Looking at the major countries represented in our Top 200, Hong Kong – which has flirted with recession on several occasions in the past five years, was particularly hard-hit by SARS and, in a continuing deflationary environment with a weak property sector – banks are likely to find the going tougher still (aggregate pre-tax profits for the 11 banks in our Top 200 fell 3.7% to $5178m in 2002). However this pales into insignificance when compared to Taiwan, where the 41 banks in our listing recorded an aggregate pre-tax loss of $3145m. In an export-dominated economy, the world slowdown is more keenly felt, however the consensus is that the sector is over-banked and crying out for consolidation, as well as needing substantial capital injection.

Non-performing loan (NPL) ratios have been slowly declining and initial attempts at consolidation are being made with limited success. Fubon Financial Holding purchased Taipeibank in 2002 to complement its own Fubon Commercial Bank, but both banks operate and report as separate entities. With presidential elections due in 2004 there is little political will to force banking sector consolidation.

Thailand’s economy is buoyant with GDP growth of 5.2% in 2002 driven by increased domestic demand and export volumes. Inflation is low at 0.7% and unemployment has fallen to around 2.4%. In the banking sector NPLs are a major problem, although banks have been dealing with these and other non-performing assets by restructuring or by transfer to their own asset management companies.

South Korea continued its economic recovery in 2002 with GDP growth of 6.3% due to domestic consumption and a rebound in exports. Foreign capital has been attracted back to the country as evinced by the recent acquisition of Korea Exchange Bank by Lone Star, the US investment fund and the news that Goldman Sachs is looking at acquiring a 24% stake in Kyobo Life Insurance.

Big four dominate

The Top 200 listing is dominated, as last year, by the big four Chinese banks (although Bank of China has taken over the lead from the Industrial and Commercial Bank of China).
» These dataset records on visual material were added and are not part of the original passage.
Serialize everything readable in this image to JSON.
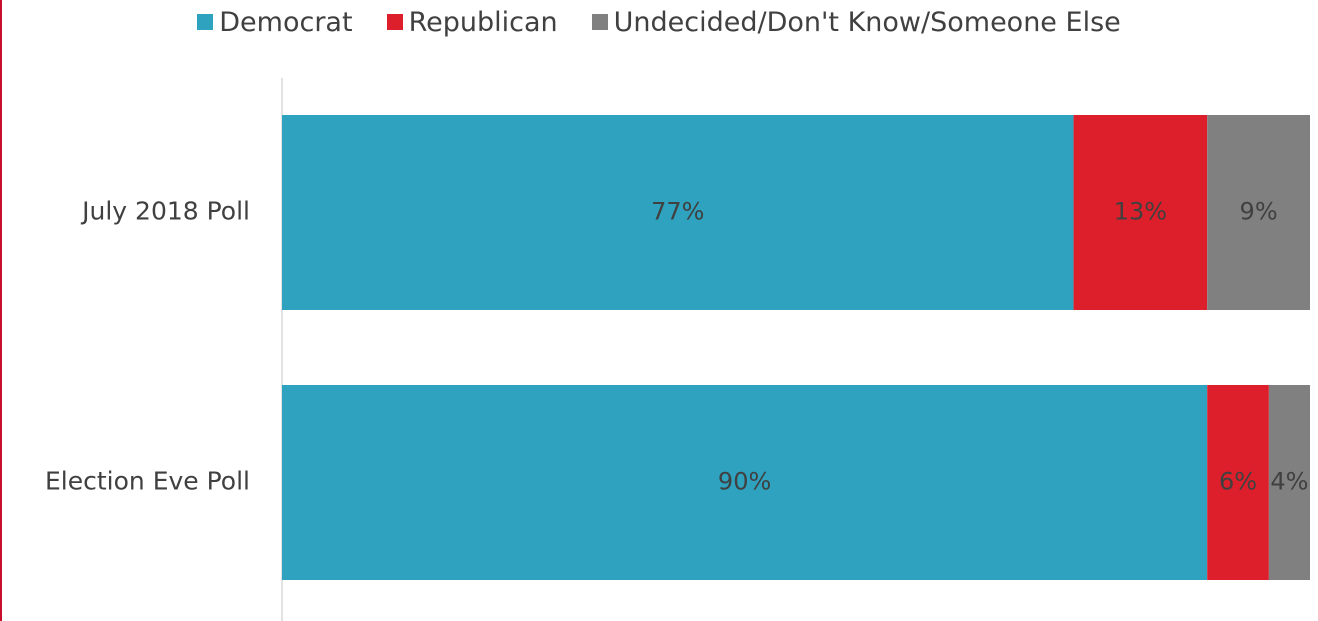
{
  "chart_data": {
    "type": "bar",
    "orientation": "horizontal",
    "stacked": true,
    "categories": [
      "July 2018 Poll",
      "Election Eve Poll"
    ],
    "series": [
      {
        "name": "Democrat",
        "color": "#2ea2bf",
        "values": [
          77,
          90
        ],
        "labels": [
          "77%",
          "90%"
        ]
      },
      {
        "name": "Republican",
        "color": "#dc1f2a",
        "values": [
          13,
          6
        ],
        "labels": [
          "13%",
          "6%"
        ]
      },
      {
        "name": "Undecided/Don't Know/Someone Else",
        "color": "#808080",
        "values": [
          9,
          4
        ],
        "labels": [
          "9%",
          "4%"
        ]
      }
    ],
    "legend_position": "top",
    "grid": false,
    "xlim": [
      0,
      100
    ]
  }
}
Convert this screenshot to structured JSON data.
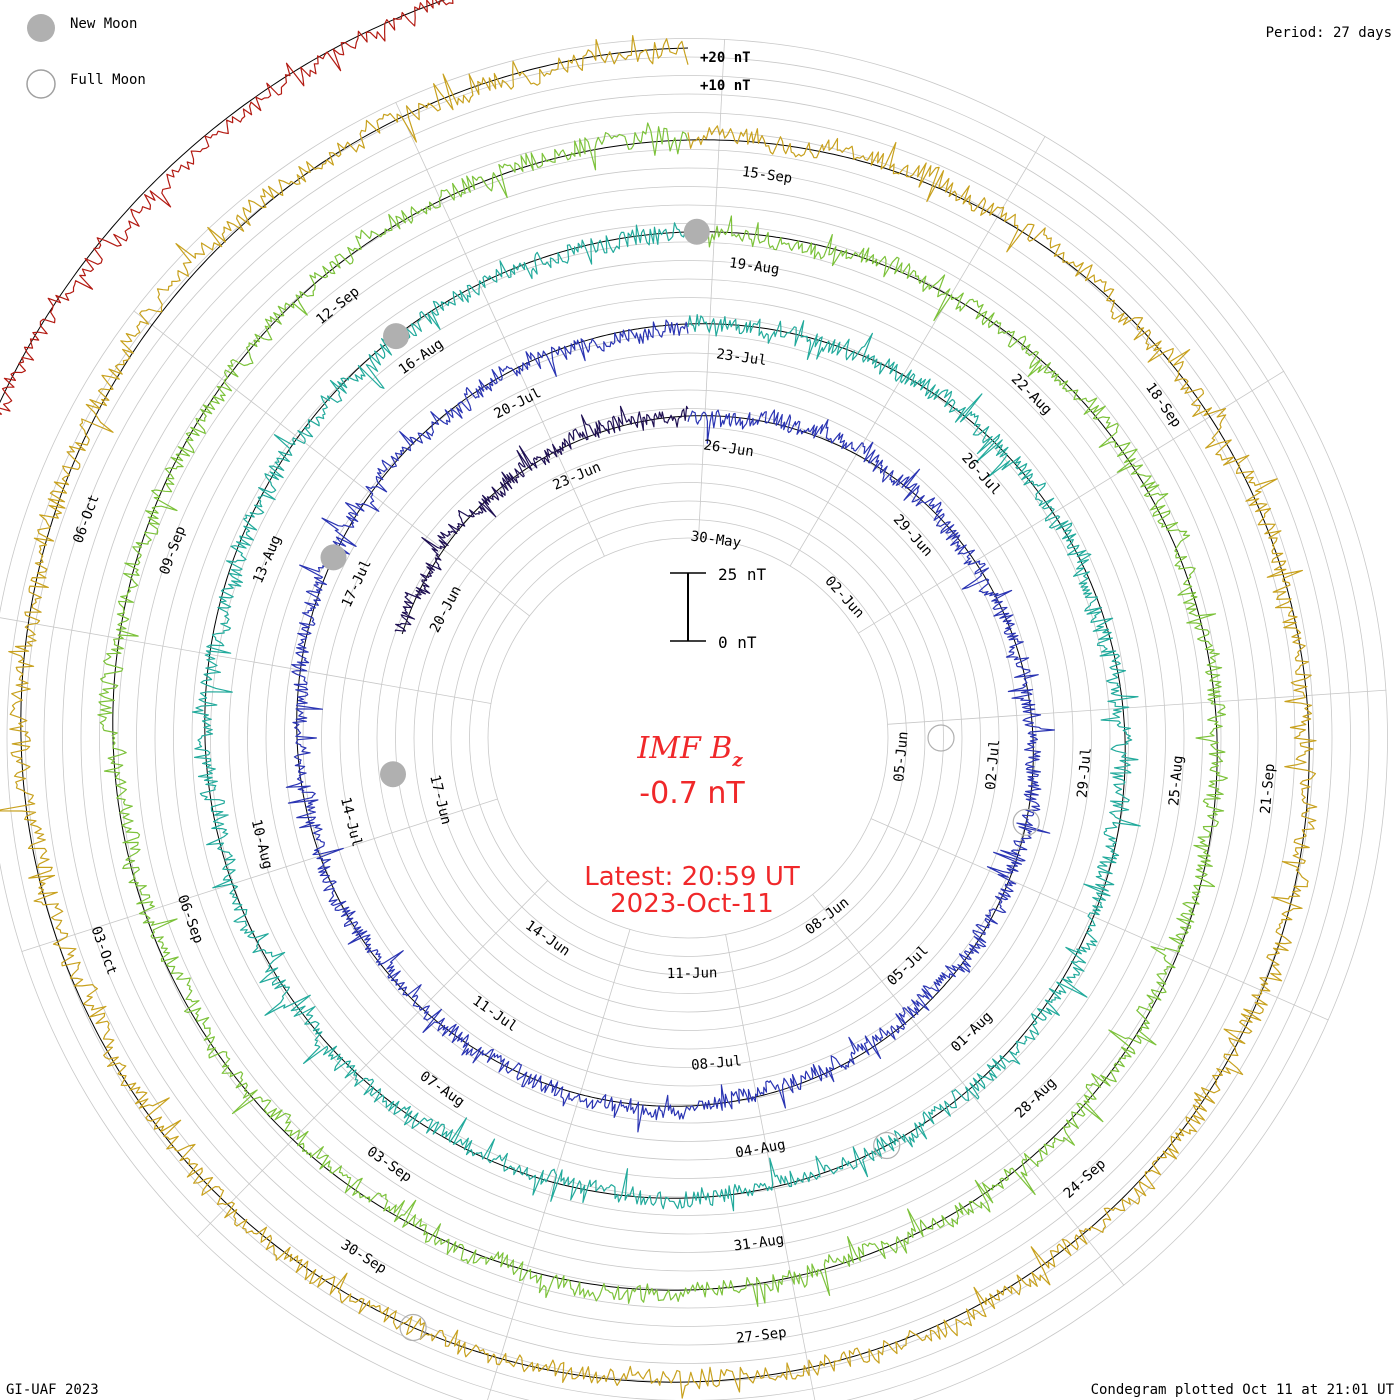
{
  "chart_data": {
    "type": "line",
    "subtype": "spiral-condegram",
    "title": "IMF Bz",
    "title_main": "IMF B",
    "title_sub": "z",
    "current_value": "-0.7 nT",
    "latest_line1": "Latest: 20:59 UT",
    "latest_line2": "2023-Oct-11",
    "period_label": "Period: 27 days",
    "plotted_label": "Condegram plotted Oct 11 at 21:01 UT",
    "credit": "GI-UAF 2023",
    "scale_bar": {
      "top_label": "25 nT",
      "bottom_label": "0 nT",
      "span_nT": 25
    },
    "ring_labels": [
      "+20 nT",
      "+10 nT"
    ],
    "legend": [
      {
        "label": "New Moon",
        "style": "filled"
      },
      {
        "label": "Full Moon",
        "style": "open"
      }
    ],
    "units": "nT",
    "period_days": 27,
    "turns": [
      {
        "color": "#1e0f52",
        "amp": 8,
        "seed": 1,
        "date_labels": [
          {
            "text": "30-May",
            "angle": 8
          },
          {
            "text": "02-Jun",
            "angle": 48
          },
          {
            "text": "05-Jun",
            "angle": 95
          },
          {
            "text": "08-Jun",
            "angle": 142
          },
          {
            "text": "11-Jun",
            "angle": 179
          },
          {
            "text": "14-Jun",
            "angle": 215
          },
          {
            "text": "17-Jun",
            "angle": 256
          },
          {
            "text": "20-Jun",
            "angle": 298
          },
          {
            "text": "23-Jun",
            "angle": 337
          }
        ]
      },
      {
        "color": "#2a34b3",
        "amp": 8,
        "seed": 2,
        "date_labels": [
          {
            "text": "26-Jun",
            "angle": 8
          },
          {
            "text": "29-Jun",
            "angle": 48
          },
          {
            "text": "02-Jul",
            "angle": 95
          },
          {
            "text": "05-Jul",
            "angle": 136
          },
          {
            "text": "08-Jul",
            "angle": 175
          },
          {
            "text": "11-Jul",
            "angle": 215
          },
          {
            "text": "14-Jul",
            "angle": 256
          },
          {
            "text": "17-Jul",
            "angle": 295
          },
          {
            "text": "20-Jul",
            "angle": 333
          }
        ]
      },
      {
        "color": "#22aa9c",
        "amp": 9,
        "seed": 3,
        "date_labels": [
          {
            "text": "23-Jul",
            "angle": 8
          },
          {
            "text": "26-Jul",
            "angle": 48
          },
          {
            "text": "29-Jul",
            "angle": 95
          },
          {
            "text": "01-Aug",
            "angle": 136
          },
          {
            "text": "04-Aug",
            "angle": 170
          },
          {
            "text": "07-Aug",
            "angle": 215
          },
          {
            "text": "10-Aug",
            "angle": 256
          },
          {
            "text": "13-Aug",
            "angle": 293
          },
          {
            "text": "16-Aug",
            "angle": 325
          }
        ]
      },
      {
        "color": "#7cc23a",
        "amp": 9,
        "seed": 4,
        "date_labels": [
          {
            "text": "19-Aug",
            "angle": 8
          },
          {
            "text": "22-Aug",
            "angle": 45
          },
          {
            "text": "25-Aug",
            "angle": 95
          },
          {
            "text": "28-Aug",
            "angle": 136
          },
          {
            "text": "31-Aug",
            "angle": 172
          },
          {
            "text": "03-Sep",
            "angle": 215
          },
          {
            "text": "06-Sep",
            "angle": 250
          },
          {
            "text": "09-Sep",
            "angle": 290
          },
          {
            "text": "12-Sep",
            "angle": 321
          }
        ]
      },
      {
        "color": "#c8a11e",
        "amp": 10,
        "seed": 5,
        "date_labels": [
          {
            "text": "15-Sep",
            "angle": 8
          },
          {
            "text": "18-Sep",
            "angle": 55
          },
          {
            "text": "21-Sep",
            "angle": 95
          },
          {
            "text": "24-Sep",
            "angle": 138
          },
          {
            "text": "27-Sep",
            "angle": 173
          },
          {
            "text": "30-Sep",
            "angle": 212
          },
          {
            "text": "03-Oct",
            "angle": 250
          },
          {
            "text": "06-Oct",
            "angle": 290
          }
        ]
      },
      {
        "color": "#b31a12",
        "amp": 8,
        "seed": 6,
        "date_labels": []
      }
    ],
    "new_moon_markers": [
      {
        "turn": 0,
        "angle": 263
      },
      {
        "turn": 1,
        "angle": 297
      },
      {
        "turn": 2,
        "angle": 324
      },
      {
        "turn": 3,
        "angle": 1
      }
    ],
    "full_moon_markers": [
      {
        "turn": 0,
        "angle": 90
      },
      {
        "turn": 1,
        "angle": 104
      },
      {
        "turn": 2,
        "angle": 154
      },
      {
        "turn": 4,
        "angle": 205
      }
    ]
  }
}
The number of Chinese banks in the listing has increased by one to 17, with the arrival of Beijing City Commercial Bank. In China, NPLs remain a cause for serious concern, as does the June 2003 announcement that the National Audit Office had uncovered serious fraud at the largest property lender, China Construction Bank.

As previously mentioned Taiwan has the largest representation in the Top 200 with 41 banks, followed by India with 33, down from 38 the previous year mainly through the consolidation of all the individual state banks into State Bank of India’s accounts. The banking sector in India had a good year with aggregate pre-tax profits rising 73.5% to $4336m.

Newcomers to the list this year are the two banks from Myanmar, Myanmar Investment and Commercial Bank and Myanmar Oriental Bank, and Banque Socredo from Tahiti.